Palestinian Center for Human Rights 11 September 2008
On a hot afternoon during the month of Ramadan, there are few better places to be than resting beneath the shade of an orchard of guava trees, with the scent of fresh ripening fruit wafting around you. Farmer Sa’id al-Agha sits quietly, his eyes resting on his fruit trees. “My father and my grandfather both grew up here, farming guavas, and I’ve lived here all my life” he says. “This land is in my blood.”
Sa’id al-Agha farms 30 dunams of guava plantations in Mawasi, in the southwestern Gaza Strip, where the loamy soil also encourages date palms and citrus trees to thrive (a dunam is the equivalent of 1,000 square meters). His Mawasi farm is a tranquil haven in Gaza, which has one of the highest population densities in the world. There are some 120 guava farms dotted around Mawasi, and between them the farmers and their families cultivate more than 2,500 dunams of guavas. August and September are the height of the Gaza guava season, and we can hear workers calling to each other as they harvest the fruit by hand.
Sa’id al-Agha employs five full time farm workers, and five of his nine sons also work on the farm. “We harvest 150 tons of guavas each year here” he says. “But for five years, from 2000 until 2005, when the Israeli settlers were still here, we just let the fruit fall from the trees to the ground, and harvested nothing.” After the eruption of the second intifada, in September 2000, the Israeli Occupation Forces (IOF) established checkpoints across the Gaza Strip. Situated near a major Israeli settlement bloc, Mawasi was hemmed in between two major checkpoints, with all access was directly controlled by the IOF. Mawasi residents needed permits even to visit the nearby town of Khan Younis. They were trapped. “I could not pass the checkpoint even to take my produce to the local market in Khan Younis’ says Sa’id al-Agha. For five year he and his family did not sell a single guava. When the Israeli settlers were withdrawn from Gaza in August 2005, he was hopeful business would drastically improve.

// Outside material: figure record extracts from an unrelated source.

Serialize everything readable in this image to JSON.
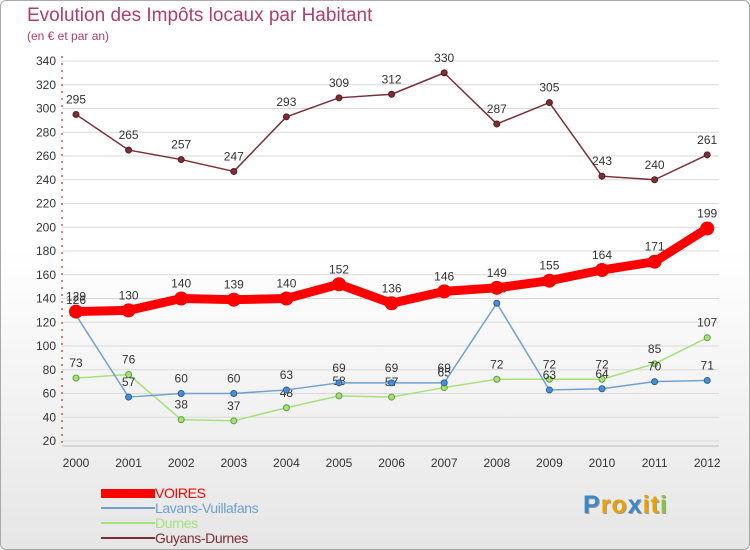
{
  "chart_data": {
    "type": "line",
    "title": "Evolution des Impôts locaux par Habitant",
    "subtitle": "(en € et par an)",
    "xlabel": "",
    "ylabel": "",
    "ylim": [
      20,
      340
    ],
    "yticks": [
      20,
      40,
      60,
      80,
      100,
      120,
      140,
      160,
      180,
      200,
      220,
      240,
      260,
      280,
      300,
      320,
      340
    ],
    "categories": [
      "2000",
      "2001",
      "2002",
      "2003",
      "2004",
      "2005",
      "2006",
      "2007",
      "2008",
      "2009",
      "2010",
      "2011",
      "2012"
    ],
    "series": [
      {
        "name": "Guyans-Durnes",
        "color": "#7a2e36",
        "values": [
          295,
          265,
          257,
          247,
          293,
          309,
          312,
          330,
          287,
          305,
          243,
          240,
          261
        ]
      },
      {
        "name": "Durnes",
        "color": "#a6e07a",
        "values": [
          73,
          76,
          38,
          37,
          48,
          58,
          57,
          65,
          72,
          72,
          72,
          85,
          107
        ]
      },
      {
        "name": "Lavans-Vuillafans",
        "color": "#6fa0cf",
        "values": [
          126,
          57,
          60,
          60,
          63,
          69,
          69,
          69,
          136,
          63,
          64,
          70,
          71
        ]
      },
      {
        "name": "VOIRES",
        "color": "#ff0000",
        "values": [
          129,
          130,
          140,
          139,
          140,
          152,
          136,
          146,
          149,
          155,
          164,
          171,
          199
        ]
      }
    ],
    "legend_order": [
      "VOIRES",
      "Lavans-Vuillafans",
      "Durnes",
      "Guyans-Durnes"
    ],
    "legend_position": "bottom-left",
    "grid": true
  },
  "logo": {
    "text": "Proxiti",
    "letters": [
      "P",
      "r",
      "o",
      "x",
      "i",
      "t",
      "i"
    ],
    "colors": [
      "#3b88c6",
      "#e8a200",
      "#e8a200",
      "#3b88c6",
      "#e8a200",
      "#e8a200",
      "#8ac43f"
    ]
  }
}
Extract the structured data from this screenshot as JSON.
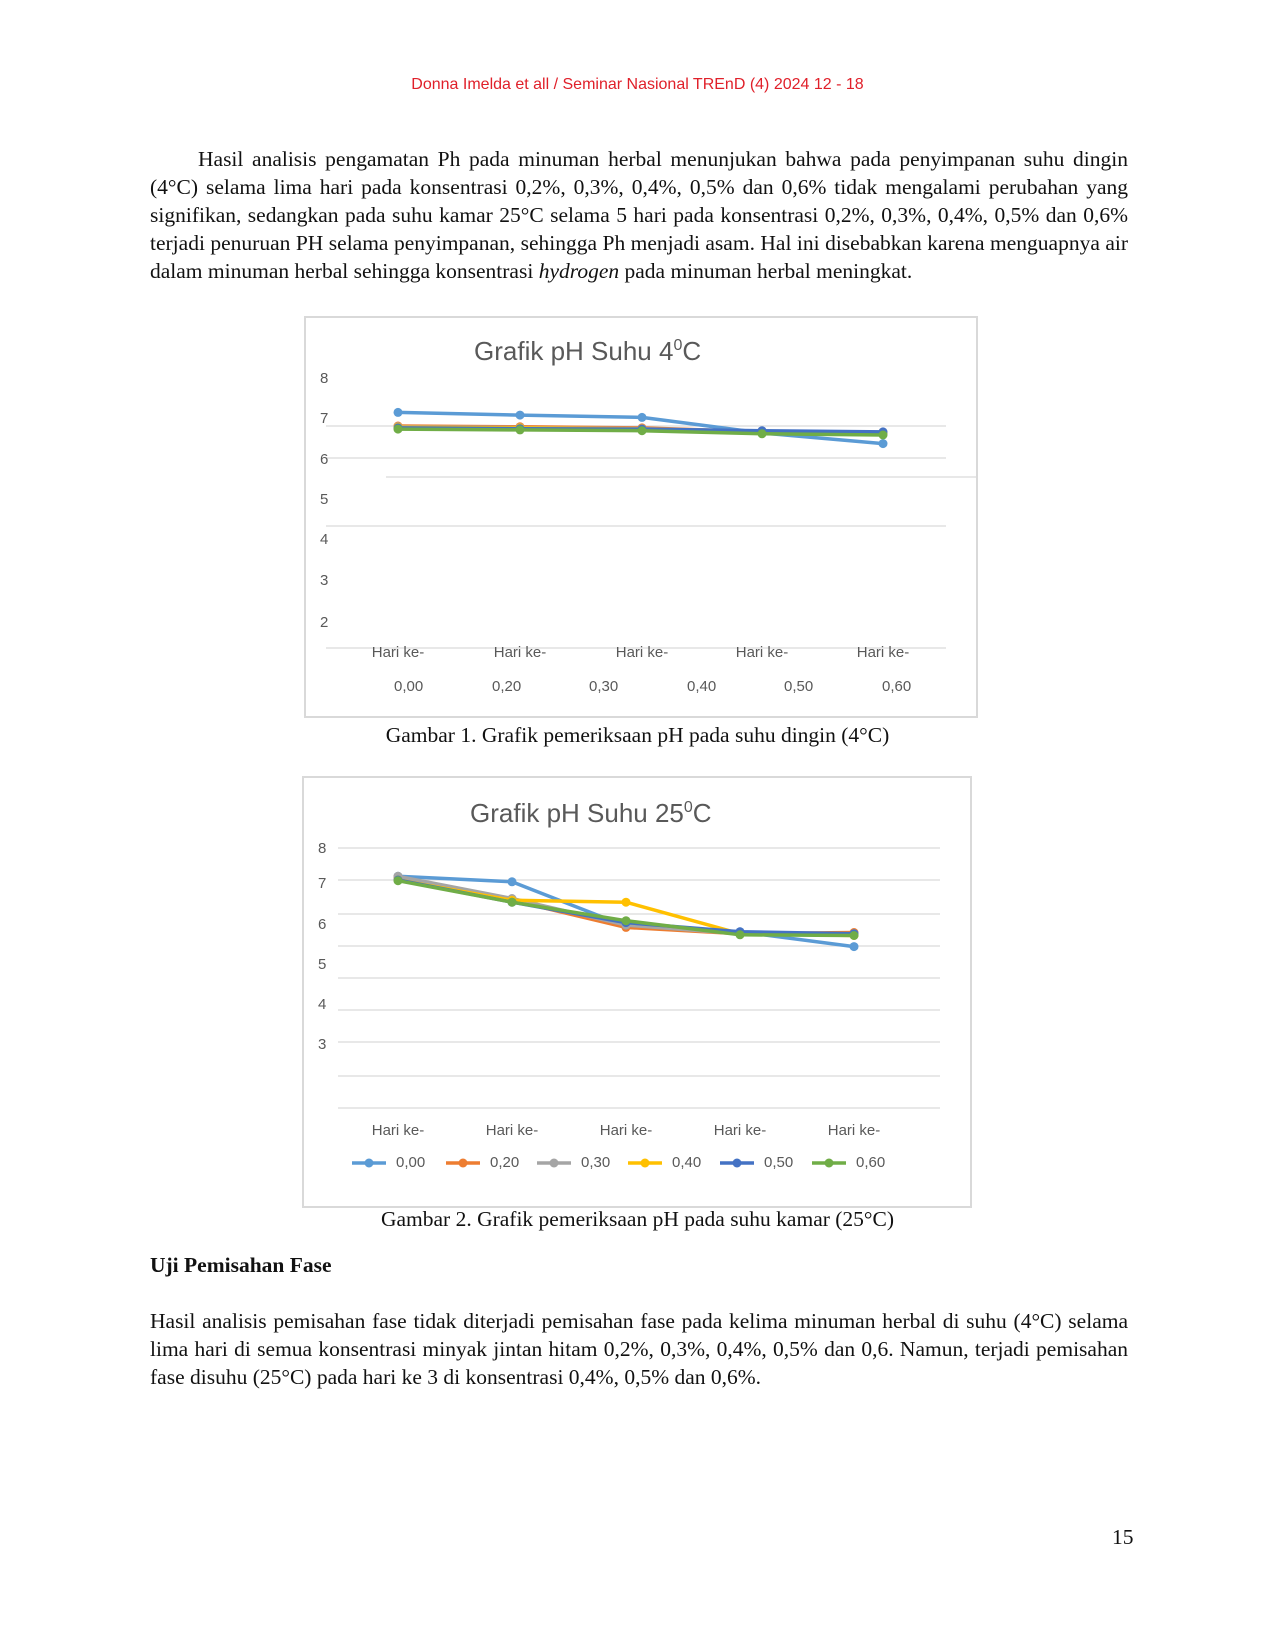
{
  "header": {
    "running_head": "Donna Imelda et all / Seminar Nasional TREnD (4) 2024 12 - 18"
  },
  "body": {
    "paragraph1_a": "Hasil analisis pengamatan Ph pada minuman herbal menunjukan bahwa pada penyimpanan suhu dingin (4°C) selama lima hari pada konsentrasi 0,2%, 0,3%, 0,4%, 0,5% dan 0,6% tidak mengalami perubahan yang signifikan, sedangkan pada suhu kamar 25°C selama 5 hari pada konsentrasi 0,2%, 0,3%, 0,4%, 0,5% dan 0,6% terjadi penuruan PH selama penyimpanan, sehingga Ph menjadi asam. Hal ini disebabkan karena menguapnya air dalam minuman herbal sehingga konsentrasi ",
    "paragraph1_italic": "hydrogen",
    "paragraph1_b": " pada minuman herbal meningkat.",
    "figure1_caption": "Gambar 1.  Grafik pemeriksaan pH pada suhu dingin (4°C)",
    "figure2_caption": "Gambar 2.  Grafik pemeriksaan pH pada suhu kamar (25°C)",
    "section_heading": "Uji Pemisahan Fase",
    "paragraph2": "Hasil analisis pemisahan fase tidak diterjadi pemisahan fase pada kelima minuman herbal di suhu (4°C) selama lima hari di semua konsentrasi minyak jintan hitam 0,2%, 0,3%, 0,4%, 0,5% dan 0,6. Namun, terjadi pemisahan fase disuhu (25°C) pada hari ke 3 di konsentrasi 0,4%, 0,5% dan 0,6%."
  },
  "footer": {
    "page_number": "15"
  },
  "chart_data": [
    {
      "type": "line",
      "title": "Grafik  pH Suhu 4",
      "title_superscript": "0",
      "title_suffix": "C",
      "categories": [
        "Hari ke-",
        "Hari ke-",
        "Hari ke-",
        "Hari ke-",
        "Hari ke-"
      ],
      "y_tick_labels": [
        "8",
        "7",
        "6",
        "5",
        "4",
        "3",
        "2"
      ],
      "legend_labels": [
        "0,00",
        "0,20",
        "0,30",
        "0,40",
        "0,50",
        "0,60"
      ],
      "legend_markers": false,
      "series": [
        {
          "name": "0,00",
          "color": "#5b9bd5",
          "values": [
            7.35,
            7.28,
            7.22,
            6.82,
            6.55
          ]
        },
        {
          "name": "0,20",
          "color": "#ed7d31",
          "values": [
            7.0,
            6.98,
            6.95,
            6.85,
            6.82
          ]
        },
        {
          "name": "0,30",
          "color": "#a5a5a5",
          "values": [
            6.98,
            6.96,
            6.93,
            6.86,
            6.84
          ]
        },
        {
          "name": "0,40",
          "color": "#ffc000",
          "values": [
            6.97,
            6.95,
            6.92,
            6.86,
            6.84
          ]
        },
        {
          "name": "0,50",
          "color": "#4472c4",
          "values": [
            6.95,
            6.93,
            6.92,
            6.88,
            6.85
          ]
        },
        {
          "name": "0,60",
          "color": "#70ad47",
          "values": [
            6.92,
            6.9,
            6.88,
            6.8,
            6.77
          ]
        }
      ]
    },
    {
      "type": "line",
      "title": "Grafik pH Suhu 25",
      "title_superscript": "0",
      "title_suffix": "C",
      "categories": [
        "Hari ke-",
        "Hari ke-",
        "Hari ke-",
        "Hari ke-",
        "Hari ke-"
      ],
      "y_tick_labels": [
        "8",
        "7",
        "6",
        "5",
        "4",
        "3"
      ],
      "legend_labels": [
        "0,00",
        "0,20",
        "0,30",
        "0,40",
        "0,50",
        "0,60"
      ],
      "legend_markers": true,
      "series": [
        {
          "name": "0,00",
          "color": "#5b9bd5",
          "values": [
            7.1,
            6.95,
            5.75,
            5.6,
            5.2
          ]
        },
        {
          "name": "0,20",
          "color": "#ed7d31",
          "values": [
            7.08,
            6.45,
            5.72,
            5.55,
            5.58
          ]
        },
        {
          "name": "0,30",
          "color": "#a5a5a5",
          "values": [
            7.1,
            6.5,
            5.78,
            5.55,
            5.55
          ]
        },
        {
          "name": "0,40",
          "color": "#ffc000",
          "values": [
            7.0,
            6.45,
            6.4,
            5.55,
            5.5
          ]
        },
        {
          "name": "0,50",
          "color": "#4472c4",
          "values": [
            7.0,
            6.4,
            5.85,
            5.6,
            5.55
          ]
        },
        {
          "name": "0,60",
          "color": "#70ad47",
          "values": [
            6.98,
            6.4,
            5.9,
            5.52,
            5.5
          ]
        }
      ]
    }
  ]
}
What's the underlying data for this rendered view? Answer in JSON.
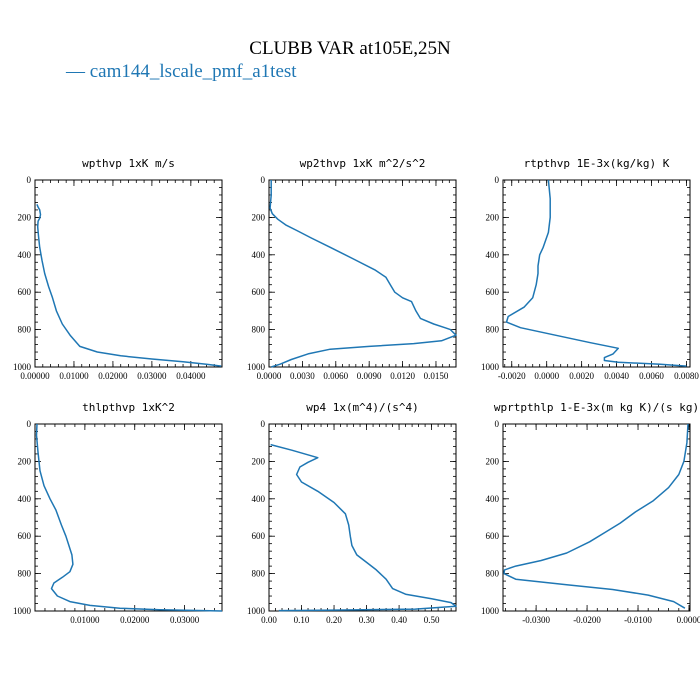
{
  "figure": {
    "title": "CLUBB VAR at105E,25N",
    "legend": "— cam144_lscale_pmf_a1test",
    "line_color": "#1f77b4"
  },
  "chart_data": [
    {
      "type": "line",
      "title": "wpthvp  1xK m/s",
      "xlim": [
        0,
        0.048
      ],
      "ylim": [
        1000,
        0
      ],
      "x_ticks": [
        0.0,
        0.01,
        0.02,
        0.03,
        0.04
      ],
      "x_tick_labels": [
        "0.00000",
        "0.01000",
        "0.02000",
        "0.03000",
        "0.04000"
      ],
      "y_ticks": [
        0,
        200,
        400,
        600,
        800,
        1000
      ],
      "y_tick_labels": [
        "0",
        "200",
        "400",
        "600",
        "800",
        "1000"
      ],
      "series": [
        {
          "x": [
            0.0005,
            0.0008,
            0.0012,
            0.0014,
            0.0012,
            0.0008,
            0.0007,
            0.0009,
            0.0012,
            0.0018,
            0.0025,
            0.0035,
            0.0045,
            0.0055,
            0.007,
            0.009,
            0.0115,
            0.016,
            0.022,
            0.03,
            0.038,
            0.044,
            0.0478
          ],
          "y": [
            130,
            145,
            160,
            185,
            205,
            220,
            250,
            300,
            360,
            430,
            500,
            570,
            630,
            700,
            770,
            830,
            890,
            920,
            940,
            957,
            972,
            985,
            995
          ]
        }
      ]
    },
    {
      "type": "line",
      "title": "wp2thvp  1xK m^2/s^2",
      "xlim": [
        0,
        0.0168
      ],
      "ylim": [
        1000,
        0
      ],
      "x_ticks": [
        0.0,
        0.003,
        0.006,
        0.009,
        0.012,
        0.015
      ],
      "x_tick_labels": [
        "0.0000",
        "0.0030",
        "0.0060",
        "0.0090",
        "0.0120",
        "0.0150"
      ],
      "y_ticks": [
        0,
        200,
        400,
        600,
        800,
        1000
      ],
      "y_tick_labels": [
        "0",
        "200",
        "400",
        "600",
        "800",
        "1000"
      ],
      "series": [
        {
          "x": [
            0.0002,
            0.0002,
            0.0001,
            0.0003,
            0.0008,
            0.0015,
            0.0025,
            0.0038,
            0.0055,
            0.0075,
            0.0095,
            0.0105,
            0.0109,
            0.0113,
            0.012,
            0.0128,
            0.0132,
            0.0136,
            0.0148,
            0.0158,
            0.0163,
            0.0168,
            0.0155,
            0.013,
            0.009,
            0.0055,
            0.0035,
            0.002,
            0.001,
            0.0002
          ],
          "y": [
            0,
            80,
            150,
            180,
            210,
            240,
            270,
            310,
            360,
            420,
            480,
            520,
            560,
            600,
            630,
            650,
            700,
            740,
            770,
            790,
            800,
            830,
            860,
            875,
            890,
            905,
            930,
            960,
            985,
            1000
          ]
        }
      ]
    },
    {
      "type": "line",
      "title": "rtpthvp  1E-3x(kg/kg) K",
      "xlim": [
        -0.0025,
        0.0082
      ],
      "ylim": [
        1000,
        0
      ],
      "x_ticks": [
        -0.002,
        0.0,
        0.002,
        0.004,
        0.006,
        0.008
      ],
      "x_tick_labels": [
        "-0.0020",
        "0.0000",
        "0.0020",
        "0.0040",
        "0.0060",
        "0.0080"
      ],
      "y_ticks": [
        0,
        200,
        400,
        600,
        800,
        1000
      ],
      "y_tick_labels": [
        "0",
        "200",
        "400",
        "600",
        "800",
        "1000"
      ],
      "series": [
        {
          "x": [
            0.0001,
            0.0002,
            0.0002,
            0.0001,
            -0.0002,
            -0.0004,
            -0.0005,
            -0.0005,
            -0.0006,
            -0.0008,
            -0.0013,
            -0.0022,
            -0.0023,
            -0.0015,
            0.0005,
            0.0025,
            0.0041,
            0.0038,
            0.0033,
            0.0033,
            0.0041,
            0.0065,
            0.008
          ],
          "y": [
            0,
            100,
            200,
            280,
            360,
            400,
            460,
            500,
            560,
            630,
            680,
            730,
            760,
            790,
            830,
            870,
            900,
            930,
            950,
            965,
            975,
            985,
            995
          ]
        }
      ]
    },
    {
      "type": "line",
      "title": "thlpthvp  1xK^2",
      "xlim": [
        0,
        0.0375
      ],
      "ylim": [
        1000,
        0
      ],
      "x_ticks": [
        0.01,
        0.02,
        0.03
      ],
      "x_tick_labels": [
        "0.01000",
        "0.02000",
        "0.03000"
      ],
      "y_ticks": [
        0,
        200,
        400,
        600,
        800,
        1000
      ],
      "y_tick_labels": [
        "0",
        "200",
        "400",
        "600",
        "800",
        "1000"
      ],
      "series": [
        {
          "x": [
            0.0004,
            0.0003,
            0.0006,
            0.001,
            0.0018,
            0.003,
            0.0042,
            0.0053,
            0.0062,
            0.0068,
            0.0074,
            0.0076,
            0.007,
            0.0055,
            0.0038,
            0.0033,
            0.0045,
            0.007,
            0.011,
            0.017,
            0.025,
            0.034,
            0.0375
          ],
          "y": [
            0,
            60,
            150,
            250,
            330,
            400,
            460,
            540,
            600,
            650,
            700,
            750,
            790,
            820,
            850,
            880,
            920,
            950,
            970,
            985,
            993,
            998,
            1000
          ]
        }
      ]
    },
    {
      "type": "line",
      "title": "wp4  1x(m^4)/(s^4)",
      "xlim": [
        0,
        0.575
      ],
      "ylim": [
        1000,
        0
      ],
      "x_ticks": [
        0.0,
        0.1,
        0.2,
        0.3,
        0.4,
        0.5
      ],
      "x_tick_labels": [
        "0.00",
        "0.10",
        "0.20",
        "0.30",
        "0.40",
        "0.50"
      ],
      "y_ticks": [
        0,
        200,
        400,
        600,
        800,
        1000
      ],
      "y_tick_labels": [
        "0",
        "200",
        "400",
        "600",
        "800",
        "1000"
      ],
      "series": [
        {
          "x": [
            0.005,
            0.07,
            0.15,
            0.12,
            0.095,
            0.085,
            0.1,
            0.15,
            0.2,
            0.235,
            0.245,
            0.25,
            0.255,
            0.27,
            0.3,
            0.33,
            0.36,
            0.38,
            0.42,
            0.5,
            0.56,
            0.575,
            0.45,
            0.2,
            0.03
          ],
          "y": [
            110,
            140,
            180,
            205,
            230,
            270,
            310,
            360,
            420,
            480,
            540,
            600,
            650,
            700,
            740,
            780,
            830,
            880,
            910,
            935,
            955,
            975,
            990,
            995,
            998
          ]
        }
      ]
    },
    {
      "type": "line",
      "title": "wprtpthlp  1-E-3x(m kg K)/(s kg)",
      "xlim": [
        -0.0365,
        0.0002
      ],
      "ylim": [
        1000,
        0
      ],
      "x_ticks": [
        -0.03,
        -0.02,
        -0.01,
        0.0
      ],
      "x_tick_labels": [
        "-0.0300",
        "-0.0200",
        "-0.0100",
        "0.0000"
      ],
      "y_ticks": [
        0,
        200,
        400,
        600,
        800,
        1000
      ],
      "y_tick_labels": [
        "0",
        "200",
        "400",
        "600",
        "800",
        "1000"
      ],
      "series": [
        {
          "x": [
            -0.0002,
            -0.0004,
            -0.001,
            -0.002,
            -0.004,
            -0.007,
            -0.0105,
            -0.0135,
            -0.0165,
            -0.0195,
            -0.024,
            -0.029,
            -0.034,
            -0.0362,
            -0.0363,
            -0.034,
            -0.024,
            -0.015,
            -0.008,
            -0.003,
            -0.0008
          ],
          "y": [
            0,
            100,
            200,
            270,
            340,
            410,
            470,
            530,
            580,
            630,
            690,
            730,
            760,
            780,
            800,
            830,
            860,
            885,
            915,
            950,
            985
          ]
        }
      ]
    }
  ]
}
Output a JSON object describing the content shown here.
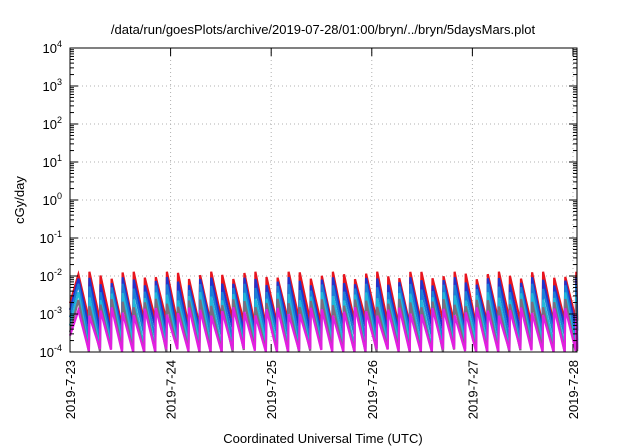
{
  "chart_data": {
    "type": "line",
    "title": "/data/run/goesPlots/archive/2019-07-28/01:00/bryn/../bryn/5daysMars.plot",
    "xlabel": "Coordinated Universal Time (UTC)",
    "ylabel": "cGy/day",
    "yscale": "log",
    "ylim": [
      0.0001,
      10000
    ],
    "xlim": [
      "2019-7-23",
      "2019-7-28"
    ],
    "grid": true,
    "x_ticks": [
      "2019-7-23",
      "2019-7-24",
      "2019-7-25",
      "2019-7-26",
      "2019-7-27",
      "2019-7-28"
    ],
    "y_ticks": [
      {
        "base": "10",
        "exp": "-4"
      },
      {
        "base": "10",
        "exp": "-3"
      },
      {
        "base": "10",
        "exp": "-2"
      },
      {
        "base": "10",
        "exp": "-1"
      },
      {
        "base": "10",
        "exp": "0"
      },
      {
        "base": "10",
        "exp": "1"
      },
      {
        "base": "10",
        "exp": "2"
      },
      {
        "base": "10",
        "exp": "3"
      },
      {
        "base": "10",
        "exp": "4"
      }
    ],
    "sawtooth": {
      "period_days": 0.11,
      "first_peak": "2019-7-23 02:00",
      "last_time": "2019-7-28 01:00"
    },
    "series": [
      {
        "color": "#e8141e",
        "peak": 0.011,
        "trough": 0.0006
      },
      {
        "color": "#2233cc",
        "peak": 0.0075,
        "trough": 0.0004
      },
      {
        "color": "#1a7fd8",
        "peak": 0.005,
        "trough": 0.00025
      },
      {
        "color": "#22b8d8",
        "peak": 0.003,
        "trough": 0.00015
      },
      {
        "color": "#7a6e7e",
        "peak": 0.002,
        "trough": 0.0001
      },
      {
        "color": "#e21ee0",
        "peak": 0.0012,
        "trough": 0.0001
      }
    ]
  }
}
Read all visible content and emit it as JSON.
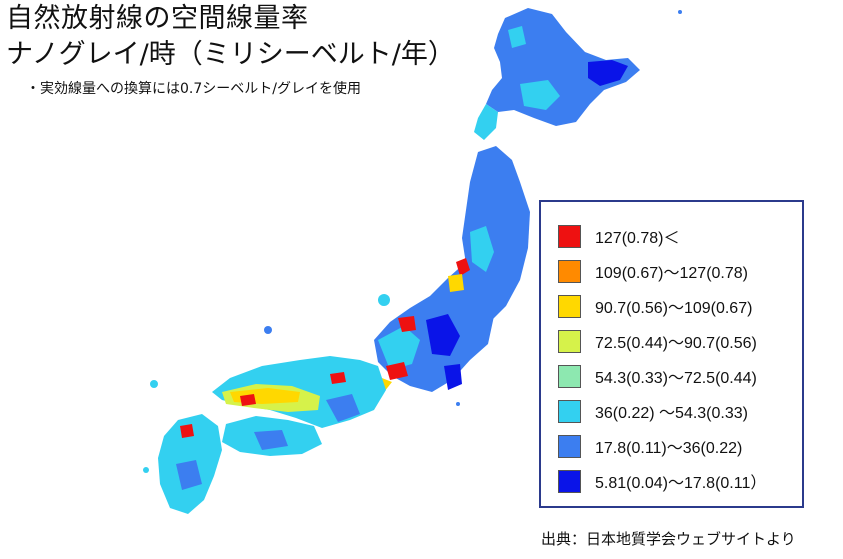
{
  "title": "自然放射線の空間線量率",
  "subtitle": "ナノグレイ/時（ミリシーベルト/年）",
  "note": "・実効線量への換算には0.7シーベルト/グレイを使用",
  "legend": {
    "items": [
      {
        "label": "127(0.78)＜",
        "color": "#ee1111"
      },
      {
        "label": "109(0.67)～127(0.78)",
        "color": "#ff8a00"
      },
      {
        "label": "90.7(0.56)～109(0.67)",
        "color": "#ffd800"
      },
      {
        "label": "72.5(0.44)～90.7(0.56)",
        "color": "#d6f24a"
      },
      {
        "label": "54.3(0.33)～72.5(0.44)",
        "color": "#8de8b0"
      },
      {
        "label": "36(0.22) ～54.3(0.33)",
        "color": "#33d0f0"
      },
      {
        "label": "17.8(0.11)～36(0.22)",
        "color": "#3c7ef0"
      },
      {
        "label": "5.81(0.04)～17.8(0.11）",
        "color": "#0a14e8"
      }
    ]
  },
  "source": "出典：日本地質学会ウェブサイトより"
}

Mawasi is the garden of Gaza, renowned for its guavas, which used to be exported throughout the Middle East and even to Europe. But three years after the Israeli settlers were withdrawn from Gaza, Sa’id al-Agha is still waiting to export guavas from Gaza. Increasingly draconian restrictions on exports of all goods from Gaza have been steadily imposed by Israel, devastating Gaza’s overall economy, and crippling its farming industry. “If I could sell guavas in Jordan, or even in Ramallah on the West Bank, I would make up to $1,000 a ton” he says. “But instead I sell all my fruit in local Gaza markets. I make $200 a ton at the beginning of the season, and about $100 a ton towards the end of the season.” He says he survives financially because of the help he gets from his five sons, and because he owns another 30 dunams of land where he grows vegetables, lemons and clementines. “I know I am lucky” he says. “Many other local farmers have been forced to give up their land.”
Mohammed Mohammed al-Ziq, who leads the Cooperative Association for Agricultural Development in the southern Gaza Strip, is also a local farmer. “The biggest problem for farmers in Gaza is that we just cannot export our produce” al-Ziq says. “Around 40 percent of local farmers here in southern Gaza have sold some or all of their land, and gone to look for work in the towns instead.”
The 19 June ceasefire between Hamas and Israel included an agreement to expand the opening of Gaza’s commercial crossings at Karni, Sofa and Kerem Shalom, in order to facilitate increased trade in and out of Gaza. But Gazan farmers have seen no meaningful increases in the goods they can export. The continuing Israeli siege and closure of Gaza has forced farmers to sell their produce at unsustainable local prices, driving many farmers out of business. Gaza has a deep-rooted farming tradition, with thousands of farming families producing an abundance of strawberries, citrus fruits, flowers, guavas, dates and almonds and olives. Land is passed from father to son to grandson, alongside the intimate knowledge of what to cultivate. Strawberries flourish in Beit Lahiya, northern Gaza, there are commercial flower farms across Rafah, and guavas ripen best in Mawasi. The closure of the Gaza Strip is not only destroying the farming industry, but eroding an entire way of life.
As we wander slowly through Sa’id al-Agha’s farm, he examines his trees, and picks fruit for us to take back to Gaza city. It is Ramadan so we don’t eat anything whilst we are with him, but sit beneath the guava trees where the air is cooler. “I could never leave my land” says al-Agha quietly. “This is our family way of life: my father and grandfather both farmed guava, here, and I am going to stay here and do the same.”
This report is part of the Palestinian Centre for Human Rights’ Narratives Under Siege series.